You say, what is the time waiting for in its spring?
I tell you it is waiting for your branch that flows,
because you are a sweet-smelling diamond architecture
that does not know why it grows.
What’s most impressive about this poem, aside from the fact that it was written by an AI, is that it was accepted as a submission by a literary journal, The Archive.
But what are the implications if AI were to start creating literature? Would it still be considered art? Would we need to distinguish between human and AI works?
As it stands, the wildly popular Twitter account @Horse_ebooks, having been widely speculated to be the work of an AI, was revealed to be run by a human. At this point, there really is no telling between AI or human works.

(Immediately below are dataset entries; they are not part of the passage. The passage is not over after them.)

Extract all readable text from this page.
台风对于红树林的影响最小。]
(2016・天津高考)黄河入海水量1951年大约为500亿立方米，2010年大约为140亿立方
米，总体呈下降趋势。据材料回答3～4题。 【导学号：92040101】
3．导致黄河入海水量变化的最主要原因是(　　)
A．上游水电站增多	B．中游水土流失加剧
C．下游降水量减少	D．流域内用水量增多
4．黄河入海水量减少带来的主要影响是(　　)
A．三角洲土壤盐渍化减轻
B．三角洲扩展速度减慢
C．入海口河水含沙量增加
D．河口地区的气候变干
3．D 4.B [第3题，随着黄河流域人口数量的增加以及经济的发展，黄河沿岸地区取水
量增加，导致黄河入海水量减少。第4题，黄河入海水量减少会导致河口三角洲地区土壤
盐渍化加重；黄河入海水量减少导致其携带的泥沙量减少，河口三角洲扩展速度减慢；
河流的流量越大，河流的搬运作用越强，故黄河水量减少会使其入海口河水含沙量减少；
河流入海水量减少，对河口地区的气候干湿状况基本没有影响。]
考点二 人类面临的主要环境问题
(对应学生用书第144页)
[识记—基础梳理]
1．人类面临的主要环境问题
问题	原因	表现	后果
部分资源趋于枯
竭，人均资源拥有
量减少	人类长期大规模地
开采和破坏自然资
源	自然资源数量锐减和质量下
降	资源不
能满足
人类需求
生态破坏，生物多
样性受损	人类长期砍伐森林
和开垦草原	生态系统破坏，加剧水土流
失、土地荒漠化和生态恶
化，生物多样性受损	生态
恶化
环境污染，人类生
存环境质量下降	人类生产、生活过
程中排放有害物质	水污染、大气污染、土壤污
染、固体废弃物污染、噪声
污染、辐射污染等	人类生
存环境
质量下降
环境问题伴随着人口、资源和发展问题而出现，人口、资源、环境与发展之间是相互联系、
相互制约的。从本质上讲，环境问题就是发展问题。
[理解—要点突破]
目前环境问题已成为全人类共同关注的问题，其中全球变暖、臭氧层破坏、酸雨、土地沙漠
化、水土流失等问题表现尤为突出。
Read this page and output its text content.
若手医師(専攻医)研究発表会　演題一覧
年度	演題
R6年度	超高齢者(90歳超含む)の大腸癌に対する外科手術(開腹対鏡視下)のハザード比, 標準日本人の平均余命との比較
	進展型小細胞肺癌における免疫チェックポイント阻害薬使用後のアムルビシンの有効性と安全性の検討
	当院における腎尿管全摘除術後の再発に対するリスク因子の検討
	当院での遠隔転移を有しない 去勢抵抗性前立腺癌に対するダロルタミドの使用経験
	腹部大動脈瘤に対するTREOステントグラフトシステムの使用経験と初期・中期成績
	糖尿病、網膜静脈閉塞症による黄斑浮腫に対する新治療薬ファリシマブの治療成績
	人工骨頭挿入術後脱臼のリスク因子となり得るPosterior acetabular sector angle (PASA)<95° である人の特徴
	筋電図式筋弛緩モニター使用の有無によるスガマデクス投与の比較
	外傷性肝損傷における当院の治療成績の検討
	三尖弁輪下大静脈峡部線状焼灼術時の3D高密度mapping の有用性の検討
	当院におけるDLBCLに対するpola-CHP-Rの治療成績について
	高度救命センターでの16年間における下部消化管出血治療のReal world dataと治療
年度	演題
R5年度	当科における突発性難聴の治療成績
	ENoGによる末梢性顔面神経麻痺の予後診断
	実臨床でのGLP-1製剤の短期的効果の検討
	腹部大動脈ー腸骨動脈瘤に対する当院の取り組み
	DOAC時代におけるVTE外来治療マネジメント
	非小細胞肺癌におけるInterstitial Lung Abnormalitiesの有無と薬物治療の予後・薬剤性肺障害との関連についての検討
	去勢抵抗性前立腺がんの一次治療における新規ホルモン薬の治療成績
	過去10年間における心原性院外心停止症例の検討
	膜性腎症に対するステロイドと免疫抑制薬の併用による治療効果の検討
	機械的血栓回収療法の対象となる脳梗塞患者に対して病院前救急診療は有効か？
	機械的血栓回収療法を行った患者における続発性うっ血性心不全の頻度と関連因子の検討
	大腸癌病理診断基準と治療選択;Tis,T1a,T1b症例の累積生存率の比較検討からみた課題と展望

I m going to outline 14 different ways that I ve found you
— Horse ebooks (@Horse_ebooks) September 24, 2013
And while the aforementioned AIs are not capable of producing physical content or interacting in a physical manner, there is another kind of AI that may soon cross into that area.
This “handwriting” AI is able to transform text input into handwritten works. But not just as a standard handwritten font – there is a discernible distinction between each instance of a letter. Here’s some Ariana Grande lyrics written by the AI:
As you can tell (through the 8-year-old’s handwriting), it’s hard to determine if this was really written by a person or not.
So the machines not only take our jobs but create our art as well. In addition, you’re already reading this on a machine. There’s no telling what the future holds or if any evil tech “dreams” to take over the world but I, for one, welcome our future digital overlords. They are a significant part of our lives and they aren’t going anywhere soon.